Three days after suspected Hindu activists demolished the boundary wall of a Catholic hospital in central India, the local authority issued a prohibitory order to check tension and further activities in the disputed area. The March 15 move in Ujjain town in Madhya Pradesh province came after a mob razed the wall of 44-year-old Pushpa Mission Hospital and blocked its emergency entrance, claiming the land in front of the hospital belongs to one of them. "The administration suo moto
issued a prohibitory order in the disputed area so that no activity can be carried out there until a further order," Neeraj Pandey, police additional superintendent, told ucanews.com on March 16. The administration issued orders after noticing construction on the disputed land, he said. Church officials have alleged police inaction on March 12 when about 60 people used bulldozers to demolish the wall and manhandled staff including nuns who attempted to resist the advancement. The attackers also damaged an electricity transformer, back-up power generators and water connections. Pandey said the administration is working on restoring water and power connections to the hospital. The hospital is running on temporary power and water connections taken from the neighboring building, Bishop Sebastian Vadakkel
of Ujjain told ucanews.com.
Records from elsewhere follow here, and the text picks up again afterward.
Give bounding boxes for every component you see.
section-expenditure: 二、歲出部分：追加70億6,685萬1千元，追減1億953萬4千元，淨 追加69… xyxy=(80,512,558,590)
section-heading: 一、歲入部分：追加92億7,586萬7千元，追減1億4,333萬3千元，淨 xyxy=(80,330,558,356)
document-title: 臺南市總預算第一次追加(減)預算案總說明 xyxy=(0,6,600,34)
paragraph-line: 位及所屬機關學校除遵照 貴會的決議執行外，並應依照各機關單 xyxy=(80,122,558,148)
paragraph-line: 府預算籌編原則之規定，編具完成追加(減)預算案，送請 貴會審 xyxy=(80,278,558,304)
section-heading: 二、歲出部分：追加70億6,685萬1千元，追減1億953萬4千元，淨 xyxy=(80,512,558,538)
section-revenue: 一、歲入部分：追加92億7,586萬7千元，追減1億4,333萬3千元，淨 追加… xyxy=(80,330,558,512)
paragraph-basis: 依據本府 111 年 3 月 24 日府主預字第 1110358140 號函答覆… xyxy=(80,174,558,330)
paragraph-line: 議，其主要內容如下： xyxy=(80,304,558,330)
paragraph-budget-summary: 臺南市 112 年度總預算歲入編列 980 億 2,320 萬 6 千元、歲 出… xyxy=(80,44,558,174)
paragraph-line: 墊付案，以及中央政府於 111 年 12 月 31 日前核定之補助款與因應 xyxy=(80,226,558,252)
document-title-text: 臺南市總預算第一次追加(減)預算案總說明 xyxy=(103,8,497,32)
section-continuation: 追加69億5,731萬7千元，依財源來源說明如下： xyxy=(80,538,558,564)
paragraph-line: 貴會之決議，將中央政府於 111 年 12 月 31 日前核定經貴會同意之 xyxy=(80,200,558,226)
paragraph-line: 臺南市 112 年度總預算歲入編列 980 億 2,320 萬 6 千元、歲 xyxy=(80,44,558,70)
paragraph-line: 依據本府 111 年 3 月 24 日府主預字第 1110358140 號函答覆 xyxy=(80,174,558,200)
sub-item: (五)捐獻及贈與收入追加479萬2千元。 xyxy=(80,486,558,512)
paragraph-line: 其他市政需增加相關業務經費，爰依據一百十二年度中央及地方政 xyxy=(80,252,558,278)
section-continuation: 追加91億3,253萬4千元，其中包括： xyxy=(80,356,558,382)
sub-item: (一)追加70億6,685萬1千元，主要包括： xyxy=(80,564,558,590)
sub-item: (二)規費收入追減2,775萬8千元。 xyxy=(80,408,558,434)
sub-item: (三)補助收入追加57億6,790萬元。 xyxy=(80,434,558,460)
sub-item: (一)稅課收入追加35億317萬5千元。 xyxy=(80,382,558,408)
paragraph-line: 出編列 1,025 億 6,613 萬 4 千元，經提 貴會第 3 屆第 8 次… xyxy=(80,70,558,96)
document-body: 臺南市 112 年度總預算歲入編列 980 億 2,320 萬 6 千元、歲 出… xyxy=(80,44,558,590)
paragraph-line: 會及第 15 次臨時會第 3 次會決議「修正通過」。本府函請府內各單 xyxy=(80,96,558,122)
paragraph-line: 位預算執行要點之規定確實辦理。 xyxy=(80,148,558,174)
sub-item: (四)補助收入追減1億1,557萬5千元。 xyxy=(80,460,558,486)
The administration moved soon after a delegation of four bishops including Bishop Theodore Mascarenhas, secretary-general of the national bishops' conference, visited the area and demanded that state and federal governments act to ensure the rights and safety of Christians in Madhya Pradesh, which often reports anti-Christian violence
. "Neither the state of Madhya Pradesh nor the federal government can afford to allow mobs to take the law into their own hands," said a statement by Bishop Mascarenhas after he visited the hospital along with Bishop Vadakkel, Archbishop Leo Cornelio of Bhopal and Bishop Chacko Thottumarickal of Indore. The dispute started in January after Gagan Singh, the personal assistant of a local parliamentarian, staked a claim over the land, which the hospital claims was given to it four decades ago for parking and maintaining its greenery. The attack happened despite a pending court case about the dispute. Church leaders suspect the attackers have administrative support as the parliamentarian belongs to the pro-Hindu Bharatiya Janata Party
that runs the state government. "The use of political muscle and an arrogant display of violent might is nothing but terrorism and anti-nationalism. We condemn these acts of violence, terror, intimidation and forceful trespass as these actions pose a threat to the well-being and future of our beloved nation," the bishops' statement said.